The invention can take the form of an entirely hardware embodiment, an entirely software embodiment or an embodiment containing both hardware and software elements. In a preferred embodiment, the invention is implemented in software, which includes but is not limited to firmware, resident software, microcode, etc.
Furthermore, the invention can take the form of a computer program product accessible from a computer-usable or computer-readable medium providing program code for use by or in connection with a computer or any instruction execution system. For the purposes of this description, a computer-usable or computer readable medium can be any apparatus that can contain, store, communicate, propagate, or transport the program for use by or in connection with the instruction execution system, apparatus, or device.

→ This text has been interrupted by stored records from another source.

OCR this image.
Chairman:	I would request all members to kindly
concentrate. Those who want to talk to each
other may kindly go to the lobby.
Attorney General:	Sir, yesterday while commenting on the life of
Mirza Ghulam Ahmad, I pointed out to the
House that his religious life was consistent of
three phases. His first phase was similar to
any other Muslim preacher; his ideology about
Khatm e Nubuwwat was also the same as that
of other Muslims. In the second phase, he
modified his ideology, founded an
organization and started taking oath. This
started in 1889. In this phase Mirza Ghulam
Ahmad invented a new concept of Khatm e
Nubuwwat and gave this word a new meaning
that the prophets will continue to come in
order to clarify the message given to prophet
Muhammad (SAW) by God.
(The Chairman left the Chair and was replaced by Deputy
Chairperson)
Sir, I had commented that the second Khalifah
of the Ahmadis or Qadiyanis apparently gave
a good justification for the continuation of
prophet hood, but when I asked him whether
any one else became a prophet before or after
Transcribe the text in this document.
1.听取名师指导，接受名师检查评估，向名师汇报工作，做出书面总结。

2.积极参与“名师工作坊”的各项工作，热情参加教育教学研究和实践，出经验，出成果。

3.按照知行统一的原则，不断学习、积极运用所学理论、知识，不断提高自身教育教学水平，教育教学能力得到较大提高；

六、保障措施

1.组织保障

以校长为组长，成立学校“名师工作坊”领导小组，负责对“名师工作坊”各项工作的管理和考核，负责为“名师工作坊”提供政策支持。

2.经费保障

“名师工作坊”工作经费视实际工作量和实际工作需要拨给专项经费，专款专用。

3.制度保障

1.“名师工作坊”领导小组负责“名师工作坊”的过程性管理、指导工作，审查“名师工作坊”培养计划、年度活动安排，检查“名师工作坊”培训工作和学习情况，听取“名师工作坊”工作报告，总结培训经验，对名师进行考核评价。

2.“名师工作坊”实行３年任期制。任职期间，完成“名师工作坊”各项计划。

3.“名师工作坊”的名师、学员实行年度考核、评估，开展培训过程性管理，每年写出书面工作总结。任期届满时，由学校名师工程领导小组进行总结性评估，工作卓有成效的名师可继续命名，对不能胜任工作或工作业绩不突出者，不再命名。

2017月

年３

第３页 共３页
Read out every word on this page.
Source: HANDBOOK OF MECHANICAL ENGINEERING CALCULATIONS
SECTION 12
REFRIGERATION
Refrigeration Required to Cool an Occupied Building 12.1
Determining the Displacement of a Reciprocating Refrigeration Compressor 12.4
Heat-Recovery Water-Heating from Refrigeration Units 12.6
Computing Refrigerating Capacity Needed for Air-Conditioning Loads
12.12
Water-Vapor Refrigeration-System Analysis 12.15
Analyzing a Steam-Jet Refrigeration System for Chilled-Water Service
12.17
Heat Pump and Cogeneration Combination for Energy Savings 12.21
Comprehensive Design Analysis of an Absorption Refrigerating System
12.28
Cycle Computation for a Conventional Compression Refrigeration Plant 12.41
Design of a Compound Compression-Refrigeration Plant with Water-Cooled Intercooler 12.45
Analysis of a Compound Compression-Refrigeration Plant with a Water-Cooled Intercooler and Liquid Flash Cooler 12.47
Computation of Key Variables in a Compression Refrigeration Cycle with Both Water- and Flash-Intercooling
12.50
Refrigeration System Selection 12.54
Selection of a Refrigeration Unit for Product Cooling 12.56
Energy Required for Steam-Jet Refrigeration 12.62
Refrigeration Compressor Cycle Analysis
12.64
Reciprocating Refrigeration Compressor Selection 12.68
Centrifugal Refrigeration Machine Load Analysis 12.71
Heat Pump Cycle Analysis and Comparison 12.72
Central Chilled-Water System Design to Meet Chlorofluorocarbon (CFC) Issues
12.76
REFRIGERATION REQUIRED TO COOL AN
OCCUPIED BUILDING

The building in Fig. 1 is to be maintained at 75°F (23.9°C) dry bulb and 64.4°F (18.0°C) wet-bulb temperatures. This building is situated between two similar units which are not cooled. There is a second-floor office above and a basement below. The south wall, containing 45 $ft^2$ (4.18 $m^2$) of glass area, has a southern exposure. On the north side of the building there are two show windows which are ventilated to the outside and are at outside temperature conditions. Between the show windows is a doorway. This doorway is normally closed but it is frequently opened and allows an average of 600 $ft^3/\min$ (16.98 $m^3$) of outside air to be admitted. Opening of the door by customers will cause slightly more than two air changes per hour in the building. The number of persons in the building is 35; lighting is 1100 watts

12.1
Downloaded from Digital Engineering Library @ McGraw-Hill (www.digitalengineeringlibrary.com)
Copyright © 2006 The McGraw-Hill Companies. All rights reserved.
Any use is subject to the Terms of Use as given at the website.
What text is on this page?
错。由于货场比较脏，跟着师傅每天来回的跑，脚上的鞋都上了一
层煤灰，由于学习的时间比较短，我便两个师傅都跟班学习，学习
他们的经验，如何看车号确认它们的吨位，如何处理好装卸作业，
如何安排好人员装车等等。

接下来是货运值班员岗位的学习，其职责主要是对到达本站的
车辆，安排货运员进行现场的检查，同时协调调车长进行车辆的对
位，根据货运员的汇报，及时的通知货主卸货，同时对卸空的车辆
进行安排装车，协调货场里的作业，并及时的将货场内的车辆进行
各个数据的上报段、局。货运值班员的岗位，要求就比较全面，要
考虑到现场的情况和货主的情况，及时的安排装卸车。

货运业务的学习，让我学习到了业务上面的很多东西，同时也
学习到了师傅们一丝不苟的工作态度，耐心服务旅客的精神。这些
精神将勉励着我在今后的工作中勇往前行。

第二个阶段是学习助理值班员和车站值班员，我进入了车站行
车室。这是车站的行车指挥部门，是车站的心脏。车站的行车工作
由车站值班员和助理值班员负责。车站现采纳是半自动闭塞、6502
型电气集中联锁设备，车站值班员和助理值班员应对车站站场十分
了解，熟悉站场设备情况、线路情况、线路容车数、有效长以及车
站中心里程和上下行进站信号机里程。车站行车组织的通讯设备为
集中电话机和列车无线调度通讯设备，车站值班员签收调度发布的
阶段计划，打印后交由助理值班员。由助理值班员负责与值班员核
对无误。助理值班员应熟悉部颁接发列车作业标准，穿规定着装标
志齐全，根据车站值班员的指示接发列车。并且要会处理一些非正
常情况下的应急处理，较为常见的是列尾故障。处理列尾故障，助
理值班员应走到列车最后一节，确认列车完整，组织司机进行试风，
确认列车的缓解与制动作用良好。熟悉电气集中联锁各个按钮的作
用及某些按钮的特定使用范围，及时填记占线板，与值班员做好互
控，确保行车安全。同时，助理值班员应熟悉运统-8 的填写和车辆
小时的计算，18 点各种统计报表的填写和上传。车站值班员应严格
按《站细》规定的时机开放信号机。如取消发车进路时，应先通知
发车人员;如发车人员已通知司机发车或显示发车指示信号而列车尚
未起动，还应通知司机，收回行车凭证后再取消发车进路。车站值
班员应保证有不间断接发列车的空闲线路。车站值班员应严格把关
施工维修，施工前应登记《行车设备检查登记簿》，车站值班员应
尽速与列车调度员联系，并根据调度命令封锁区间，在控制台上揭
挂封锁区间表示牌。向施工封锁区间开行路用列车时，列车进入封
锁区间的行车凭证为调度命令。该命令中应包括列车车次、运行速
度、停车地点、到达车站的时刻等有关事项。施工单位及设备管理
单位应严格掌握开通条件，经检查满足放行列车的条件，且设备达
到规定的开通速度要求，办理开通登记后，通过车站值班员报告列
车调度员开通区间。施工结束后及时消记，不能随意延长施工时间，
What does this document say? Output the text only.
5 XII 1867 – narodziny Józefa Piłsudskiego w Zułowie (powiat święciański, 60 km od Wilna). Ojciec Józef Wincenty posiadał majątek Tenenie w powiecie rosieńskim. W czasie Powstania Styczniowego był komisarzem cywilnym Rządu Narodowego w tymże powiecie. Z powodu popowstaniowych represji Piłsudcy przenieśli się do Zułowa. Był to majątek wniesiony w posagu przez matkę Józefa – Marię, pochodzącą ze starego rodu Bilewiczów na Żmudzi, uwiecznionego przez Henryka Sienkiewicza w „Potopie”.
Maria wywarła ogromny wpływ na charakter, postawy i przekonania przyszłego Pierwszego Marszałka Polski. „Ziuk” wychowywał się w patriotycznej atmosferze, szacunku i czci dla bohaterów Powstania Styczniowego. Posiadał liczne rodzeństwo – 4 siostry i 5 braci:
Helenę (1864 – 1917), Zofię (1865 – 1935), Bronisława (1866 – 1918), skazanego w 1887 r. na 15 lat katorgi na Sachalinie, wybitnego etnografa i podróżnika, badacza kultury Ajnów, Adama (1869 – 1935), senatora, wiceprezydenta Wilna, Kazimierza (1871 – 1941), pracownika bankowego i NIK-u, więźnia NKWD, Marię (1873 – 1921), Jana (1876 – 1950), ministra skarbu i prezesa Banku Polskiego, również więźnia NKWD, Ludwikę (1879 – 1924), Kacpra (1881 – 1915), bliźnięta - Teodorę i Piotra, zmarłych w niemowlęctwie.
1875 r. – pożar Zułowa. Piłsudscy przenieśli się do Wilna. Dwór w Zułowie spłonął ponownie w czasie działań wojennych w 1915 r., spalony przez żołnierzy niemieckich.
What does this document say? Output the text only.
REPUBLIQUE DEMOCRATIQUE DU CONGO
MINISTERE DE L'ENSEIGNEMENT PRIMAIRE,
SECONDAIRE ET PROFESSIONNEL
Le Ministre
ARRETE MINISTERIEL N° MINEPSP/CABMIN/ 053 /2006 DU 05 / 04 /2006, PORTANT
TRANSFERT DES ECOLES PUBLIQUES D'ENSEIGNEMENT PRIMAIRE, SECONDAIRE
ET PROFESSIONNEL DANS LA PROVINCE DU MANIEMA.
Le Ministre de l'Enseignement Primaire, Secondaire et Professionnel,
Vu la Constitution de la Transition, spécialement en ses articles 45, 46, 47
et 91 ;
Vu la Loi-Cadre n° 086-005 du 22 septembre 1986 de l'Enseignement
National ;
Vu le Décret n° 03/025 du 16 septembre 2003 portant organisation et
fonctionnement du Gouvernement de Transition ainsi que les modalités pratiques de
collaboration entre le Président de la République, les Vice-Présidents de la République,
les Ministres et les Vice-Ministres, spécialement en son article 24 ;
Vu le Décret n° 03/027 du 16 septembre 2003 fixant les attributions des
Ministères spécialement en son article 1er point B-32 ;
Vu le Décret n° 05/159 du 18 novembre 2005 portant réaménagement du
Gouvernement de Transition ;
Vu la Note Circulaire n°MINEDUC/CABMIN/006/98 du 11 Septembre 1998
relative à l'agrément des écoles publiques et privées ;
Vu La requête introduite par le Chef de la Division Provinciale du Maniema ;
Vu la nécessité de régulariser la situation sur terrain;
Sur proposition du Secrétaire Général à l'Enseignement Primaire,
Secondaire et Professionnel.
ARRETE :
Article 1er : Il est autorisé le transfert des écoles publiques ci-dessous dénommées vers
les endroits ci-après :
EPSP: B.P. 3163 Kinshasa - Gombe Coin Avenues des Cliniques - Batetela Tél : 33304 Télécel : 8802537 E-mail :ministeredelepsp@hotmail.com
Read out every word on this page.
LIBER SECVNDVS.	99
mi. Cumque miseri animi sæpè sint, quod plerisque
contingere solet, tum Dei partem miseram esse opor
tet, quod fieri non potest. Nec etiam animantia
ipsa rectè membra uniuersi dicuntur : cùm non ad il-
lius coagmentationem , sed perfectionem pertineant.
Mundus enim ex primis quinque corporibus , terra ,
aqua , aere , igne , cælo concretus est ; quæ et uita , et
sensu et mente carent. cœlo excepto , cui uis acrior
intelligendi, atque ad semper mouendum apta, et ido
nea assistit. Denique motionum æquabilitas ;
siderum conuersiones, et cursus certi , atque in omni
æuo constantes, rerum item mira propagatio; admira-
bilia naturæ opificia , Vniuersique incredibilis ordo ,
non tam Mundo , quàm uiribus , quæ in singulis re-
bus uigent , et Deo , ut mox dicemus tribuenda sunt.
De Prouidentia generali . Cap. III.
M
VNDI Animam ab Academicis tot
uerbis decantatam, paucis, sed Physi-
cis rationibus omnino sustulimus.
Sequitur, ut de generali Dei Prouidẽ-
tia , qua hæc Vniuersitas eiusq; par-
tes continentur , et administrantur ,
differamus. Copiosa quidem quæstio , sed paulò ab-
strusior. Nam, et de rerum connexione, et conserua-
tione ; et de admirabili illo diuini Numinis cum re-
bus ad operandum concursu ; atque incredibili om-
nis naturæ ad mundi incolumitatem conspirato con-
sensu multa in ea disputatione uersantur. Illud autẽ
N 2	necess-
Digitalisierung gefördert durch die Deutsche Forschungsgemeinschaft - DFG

The medium can be an electronic, magnetic, optical, electromagnetic, infrared, or semiconductor system (or apparatus or device) or a propagation medium. Examples of a computer-readable medium include a semiconductor or solid state memory, magnetic tape, a removable computer diskette, a random access memory (RAM), a read-only memory (ROM), a rigid magnetic disk and an optical disk. Current examples of optical disks include compact disk—read only memory (CD-ROM), compact disk—read/write (CD-R/W) and DVD.
A data processing system suitable for storing and/or executing program code will include at least one processor coupled directly or indirectly to memory elements through a system bus. The memory elements can include local memory employed during actual execution of the program code, bulk storage, and cache memories which provide temporary storage of at least some program code in order to reduce the number of times code must be retrieved from bulk storage during execution.
Input/output or I/O devices (including but not limited to keyboards, displays, pointing devices, etc.) can be coupled to the system either directly or through intervening I/O controllers.
Network adapters may also be coupled to the system to enable the data processing system to become coupled to other data processing systems or remote printers or storage devices through intervening private or public networks. Modems, cable modem and Ethernet cards are just a few of the currently available types of network adapters.
The description of the present invention has been presented for purposes of illustration and description, and is not intended to be exhaustive or limited to the invention in the form disclosed. Many modifications and variations will be apparent to those of ordinary skill in the art. The embodiment was chosen and described in order to best explain the principles of the invention, the practical application, and to enable others of ordinary skill in the art to understand the invention for various embodiments with various modifications as are suited to the particular use contemplated.